Une alliance parlementaire pour le moins surprenante prend forme à la Knesset, et elle ne manque pas de faire réagir. Selon des informations diffusées ce mercredi, des pourparlers seraient en cours entre les factions ultra-orthodoxes et les partis arabes en vue d’un échange de votes législatifs : le soutien arabe à la loi sur l’étude de la Torah — qui permettrait de formaliser l’exemption de service militaire pour les étudiants en yeshiva — contre le soutien ultra-orthodoxe à la loi sur le Mouezzin, qui encadre ou interdit l’amplification sonore de l’appel à la prière dans les mosquées.
Le parti Bleu-Blanc a réagi à ces informations par une déclaration sans détour : « Le marché qui se tisse entre les factions ultra-orthodoxes et les partis arabes — la loi « étude de la Torah » contre la loi du Mouezzin — est une nouvelle preuve qu’il n’y a pas d’autre option qu’un gouvernement sioniste et large qui promouvra un service pour tous et ne sera pas dépendant des votes des extrêmes. »

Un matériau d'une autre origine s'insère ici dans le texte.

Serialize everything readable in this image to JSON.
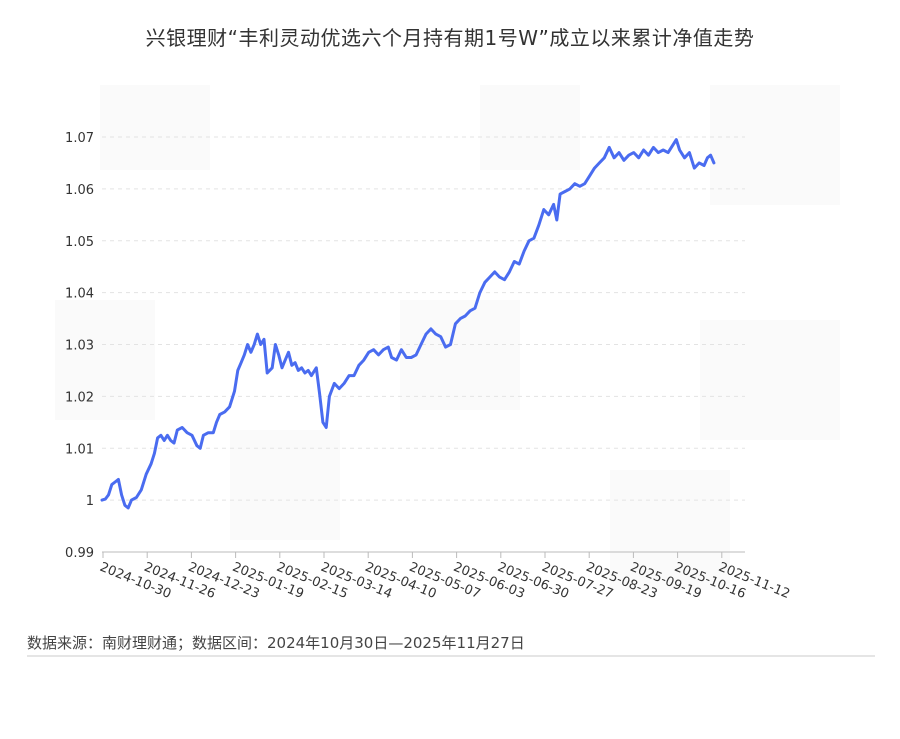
{
  "chart_data": {
    "type": "line",
    "title": "兴银理财“丰利灵动优选六个月持有期1号W”成立以来累计净值走势",
    "xlabel": "",
    "ylabel": "",
    "x_ticks": [
      "2024-10-30",
      "2024-11-26",
      "2024-12-23",
      "2025-01-19",
      "2025-02-15",
      "2025-03-14",
      "2025-04-10",
      "2025-05-07",
      "2025-06-03",
      "2025-06-30",
      "2025-07-27",
      "2025-08-23",
      "2025-09-19",
      "2025-10-16",
      "2025-11-12"
    ],
    "y_ticks": [
      "0.99",
      "1",
      "1.01",
      "1.02",
      "1.03",
      "1.04",
      "1.05",
      "1.06",
      "1.07"
    ],
    "ylim": [
      0.99,
      1.07
    ],
    "xlim": [
      "2024-10-30",
      "2025-11-27"
    ],
    "grid": true,
    "legend": "none",
    "line_color": "#4a6cf0",
    "series": [
      {
        "points": [
          [
            "2024-10-30",
            1.0
          ],
          [
            "2024-11-01",
            1.0002
          ],
          [
            "2024-11-03",
            1.001
          ],
          [
            "2024-11-05",
            1.003
          ],
          [
            "2024-11-07",
            1.0035
          ],
          [
            "2024-11-09",
            1.004
          ],
          [
            "2024-11-11",
            1.001
          ],
          [
            "2024-11-13",
            0.999
          ],
          [
            "2024-11-15",
            0.9985
          ],
          [
            "2024-11-17",
            1.0
          ],
          [
            "2024-11-20",
            1.0005
          ],
          [
            "2024-11-23",
            1.002
          ],
          [
            "2024-11-26",
            1.005
          ],
          [
            "2024-11-29",
            1.007
          ],
          [
            "2024-12-01",
            1.009
          ],
          [
            "2024-12-03",
            1.012
          ],
          [
            "2024-12-05",
            1.0125
          ],
          [
            "2024-12-07",
            1.0115
          ],
          [
            "2024-12-09",
            1.0125
          ],
          [
            "2024-12-11",
            1.0115
          ],
          [
            "2024-12-13",
            1.011
          ],
          [
            "2024-12-15",
            1.0135
          ],
          [
            "2024-12-18",
            1.014
          ],
          [
            "2024-12-21",
            1.013
          ],
          [
            "2024-12-24",
            1.0125
          ],
          [
            "2024-12-27",
            1.0105
          ],
          [
            "2024-12-29",
            1.01
          ],
          [
            "2024-12-31",
            1.0125
          ],
          [
            "2025-01-03",
            1.013
          ],
          [
            "2025-01-06",
            1.013
          ],
          [
            "2025-01-08",
            1.015
          ],
          [
            "2025-01-10",
            1.0165
          ],
          [
            "2025-01-13",
            1.017
          ],
          [
            "2025-01-16",
            1.018
          ],
          [
            "2025-01-19",
            1.021
          ],
          [
            "2025-01-21",
            1.025
          ],
          [
            "2025-01-23",
            1.0265
          ],
          [
            "2025-01-25",
            1.028
          ],
          [
            "2025-01-27",
            1.03
          ],
          [
            "2025-01-29",
            1.0285
          ],
          [
            "2025-01-31",
            1.03
          ],
          [
            "2025-02-02",
            1.032
          ],
          [
            "2025-02-04",
            1.03
          ],
          [
            "2025-02-06",
            1.031
          ],
          [
            "2025-02-08",
            1.0245
          ],
          [
            "2025-02-11",
            1.0255
          ],
          [
            "2025-02-13",
            1.03
          ],
          [
            "2025-02-15",
            1.028
          ],
          [
            "2025-02-17",
            1.0255
          ],
          [
            "2025-02-19",
            1.027
          ],
          [
            "2025-02-21",
            1.0285
          ],
          [
            "2025-02-23",
            1.026
          ],
          [
            "2025-02-25",
            1.0265
          ],
          [
            "2025-02-27",
            1.025
          ],
          [
            "2025-03-01",
            1.0255
          ],
          [
            "2025-03-03",
            1.0245
          ],
          [
            "2025-03-05",
            1.025
          ],
          [
            "2025-03-07",
            1.024
          ],
          [
            "2025-03-10",
            1.0255
          ],
          [
            "2025-03-12",
            1.0205
          ],
          [
            "2025-03-14",
            1.015
          ],
          [
            "2025-03-16",
            1.014
          ],
          [
            "2025-03-18",
            1.02
          ],
          [
            "2025-03-21",
            1.0225
          ],
          [
            "2025-03-24",
            1.0215
          ],
          [
            "2025-03-27",
            1.0225
          ],
          [
            "2025-03-30",
            1.024
          ],
          [
            "2025-04-02",
            1.024
          ],
          [
            "2025-04-05",
            1.026
          ],
          [
            "2025-04-08",
            1.027
          ],
          [
            "2025-04-11",
            1.0285
          ],
          [
            "2025-04-14",
            1.029
          ],
          [
            "2025-04-17",
            1.028
          ],
          [
            "2025-04-20",
            1.029
          ],
          [
            "2025-04-23",
            1.0295
          ],
          [
            "2025-04-25",
            1.0275
          ],
          [
            "2025-04-28",
            1.027
          ],
          [
            "2025-05-01",
            1.029
          ],
          [
            "2025-05-04",
            1.0275
          ],
          [
            "2025-05-07",
            1.0275
          ],
          [
            "2025-05-10",
            1.028
          ],
          [
            "2025-05-13",
            1.03
          ],
          [
            "2025-05-16",
            1.032
          ],
          [
            "2025-05-19",
            1.033
          ],
          [
            "2025-05-22",
            1.032
          ],
          [
            "2025-05-25",
            1.0315
          ],
          [
            "2025-05-28",
            1.0295
          ],
          [
            "2025-05-31",
            1.03
          ],
          [
            "2025-06-03",
            1.034
          ],
          [
            "2025-06-06",
            1.035
          ],
          [
            "2025-06-09",
            1.0355
          ],
          [
            "2025-06-12",
            1.0365
          ],
          [
            "2025-06-15",
            1.037
          ],
          [
            "2025-06-18",
            1.04
          ],
          [
            "2025-06-21",
            1.042
          ],
          [
            "2025-06-24",
            1.043
          ],
          [
            "2025-06-27",
            1.044
          ],
          [
            "2025-06-30",
            1.043
          ],
          [
            "2025-07-03",
            1.0425
          ],
          [
            "2025-07-06",
            1.044
          ],
          [
            "2025-07-09",
            1.046
          ],
          [
            "2025-07-12",
            1.0455
          ],
          [
            "2025-07-15",
            1.048
          ],
          [
            "2025-07-18",
            1.05
          ],
          [
            "2025-07-21",
            1.0505
          ],
          [
            "2025-07-24",
            1.053
          ],
          [
            "2025-07-27",
            1.056
          ],
          [
            "2025-07-30",
            1.055
          ],
          [
            "2025-08-02",
            1.057
          ],
          [
            "2025-08-04",
            1.054
          ],
          [
            "2025-08-06",
            1.059
          ],
          [
            "2025-08-09",
            1.0595
          ],
          [
            "2025-08-12",
            1.06
          ],
          [
            "2025-08-15",
            1.061
          ],
          [
            "2025-08-18",
            1.0605
          ],
          [
            "2025-08-21",
            1.061
          ],
          [
            "2025-08-24",
            1.0625
          ],
          [
            "2025-08-27",
            1.064
          ],
          [
            "2025-08-30",
            1.065
          ],
          [
            "2025-09-02",
            1.066
          ],
          [
            "2025-09-05",
            1.068
          ],
          [
            "2025-09-08",
            1.066
          ],
          [
            "2025-09-11",
            1.067
          ],
          [
            "2025-09-14",
            1.0655
          ],
          [
            "2025-09-17",
            1.0665
          ],
          [
            "2025-09-20",
            1.067
          ],
          [
            "2025-09-23",
            1.066
          ],
          [
            "2025-09-26",
            1.0675
          ],
          [
            "2025-09-29",
            1.0665
          ],
          [
            "2025-10-02",
            1.068
          ],
          [
            "2025-10-05",
            1.067
          ],
          [
            "2025-10-08",
            1.0675
          ],
          [
            "2025-10-11",
            1.067
          ],
          [
            "2025-10-14",
            1.0685
          ],
          [
            "2025-10-16",
            1.0695
          ],
          [
            "2025-10-18",
            1.0675
          ],
          [
            "2025-10-21",
            1.066
          ],
          [
            "2025-10-24",
            1.067
          ],
          [
            "2025-10-27",
            1.064
          ],
          [
            "2025-10-30",
            1.065
          ],
          [
            "2025-11-02",
            1.0645
          ],
          [
            "2025-11-04",
            1.066
          ],
          [
            "2025-11-06",
            1.0665
          ],
          [
            "2025-11-08",
            1.065
          ]
        ]
      }
    ]
  },
  "source": {
    "text": "数据来源：南财理财通；数据区间：2024年10月30日—2025年11月27日"
  }
}
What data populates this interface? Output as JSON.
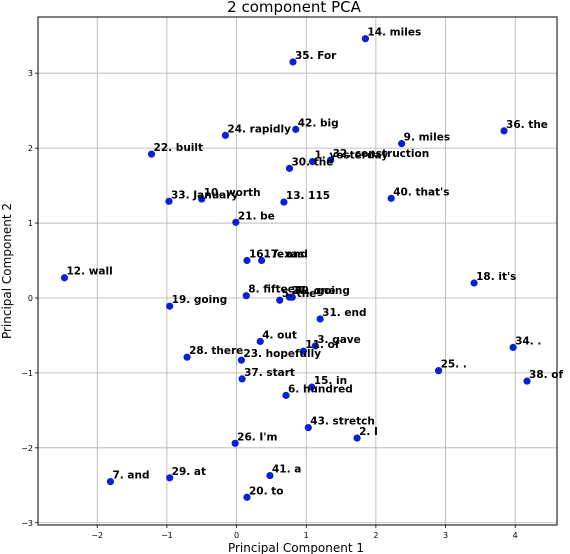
{
  "chart_data": {
    "type": "scatter",
    "title": "2 component PCA",
    "xlabel": "Principal Component 1",
    "ylabel": "Principal Component 2",
    "xlim": [
      -2.85,
      4.6
    ],
    "ylim": [
      -3.03,
      3.75
    ],
    "xticks": [
      -2,
      -1,
      0,
      1,
      2,
      3,
      4
    ],
    "yticks": [
      -3,
      -2,
      -1,
      0,
      1,
      2,
      3
    ],
    "grid": true,
    "point_color": "#0b1fd6",
    "points": [
      {
        "label": "1. yesterday",
        "x": 1.09,
        "y": 1.82
      },
      {
        "label": "2. I",
        "x": 1.73,
        "y": -1.87
      },
      {
        "label": "3. gave",
        "x": 1.13,
        "y": -0.64
      },
      {
        "label": "4. out",
        "x": 0.34,
        "y": -0.58
      },
      {
        "label": "5. the",
        "x": 0.62,
        "y": -0.03
      },
      {
        "label": "6. hundred",
        "x": 0.71,
        "y": -1.3
      },
      {
        "label": "7. and",
        "x": -1.81,
        "y": -2.45
      },
      {
        "label": "8. fifteen",
        "x": 0.14,
        "y": 0.03
      },
      {
        "label": "9. miles",
        "x": 2.37,
        "y": 2.06
      },
      {
        "label": "10. worth",
        "x": -0.5,
        "y": 1.32
      },
      {
        "label": "11. of",
        "x": 0.96,
        "y": -0.71
      },
      {
        "label": "12. wall",
        "x": -2.47,
        "y": 0.27
      },
      {
        "label": "13. 115",
        "x": 0.68,
        "y": 1.28
      },
      {
        "label": "14. miles",
        "x": 1.85,
        "y": 3.46
      },
      {
        "label": "15. in",
        "x": 1.08,
        "y": -1.19
      },
      {
        "label": "16. Texas",
        "x": 0.15,
        "y": 0.5
      },
      {
        "label": "17. and",
        "x": 0.36,
        "y": 0.5
      },
      {
        "label": "18. it's",
        "x": 3.41,
        "y": 0.2
      },
      {
        "label": "19. going",
        "x": -0.96,
        "y": -0.11
      },
      {
        "label": "20. to",
        "x": 0.15,
        "y": -2.66
      },
      {
        "label": "21. be",
        "x": -0.01,
        "y": 1.01
      },
      {
        "label": "22. built",
        "x": -1.22,
        "y": 1.92
      },
      {
        "label": "23. hopefully",
        "x": 0.07,
        "y": -0.83
      },
      {
        "label": "24. rapidly",
        "x": -0.16,
        "y": 2.17
      },
      {
        "label": "25. .",
        "x": 2.9,
        "y": -0.97
      },
      {
        "label": "26. I'm",
        "x": -0.02,
        "y": -1.94
      },
      {
        "label": "27. one",
        "x": 0.76,
        "y": 0.01
      },
      {
        "label": "28. there",
        "x": -0.71,
        "y": -0.79
      },
      {
        "label": "29. at",
        "x": -0.96,
        "y": -2.4
      },
      {
        "label": "30. the",
        "x": 0.76,
        "y": 1.73
      },
      {
        "label": "31. end",
        "x": 1.2,
        "y": -0.28
      },
      {
        "label": "32. construction",
        "x": 1.35,
        "y": 1.84
      },
      {
        "label": "33. January",
        "x": -0.97,
        "y": 1.29
      },
      {
        "label": "34. .",
        "x": 3.97,
        "y": -0.66
      },
      {
        "label": "35. For",
        "x": 0.81,
        "y": 3.15
      },
      {
        "label": "36. the",
        "x": 3.84,
        "y": 2.23
      },
      {
        "label": "37. start",
        "x": 0.08,
        "y": -1.08
      },
      {
        "label": "38. of",
        "x": 4.17,
        "y": -1.11
      },
      {
        "label": "39. going",
        "x": 0.8,
        "y": 0.01
      },
      {
        "label": "40. that's",
        "x": 2.22,
        "y": 1.33
      },
      {
        "label": "41. a",
        "x": 0.48,
        "y": -2.37
      },
      {
        "label": "42. big",
        "x": 0.85,
        "y": 2.25
      },
      {
        "label": "43. stretch",
        "x": 1.03,
        "y": -1.73
      }
    ]
  }
}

La formule est lapidaire mais elle dit beaucoup. D’un côté, des ultra-orthodoxes qui cherchent à sécuriser par la loi leur exemption militaire, l’une des questions les plus clivantes de la société israélienne en temps de guerre. De l’autre, des partis arabes qui veulent obtenir une avancée symbolique sur la question du Mouezzin, perçue dans leurs communautés comme une atteinte à la liberté religieuse. Deux agendas aux antipodes idéologiques, mais qui convergent dans le cadre d’un calcul parlementaire froid : chacun a quelque chose que l’autre veut, et la Knesset offre le cadre pour l’échange.
Pour Bleu-Blanc, cette dynamique illustre précisément le problème structurel d’un paysage politique où les partis extrêmes — au sens d’éloignés du centre sioniste — pèsent de manière disproportionnée sur les décisions législatives. La référence à « un gouvernement large » est un signal vers les prochaines élections : l’opposition centriste plaide pour une coalition qui ne soit pas tributaire ni des haredim ni des partis arabes pour ses majorités.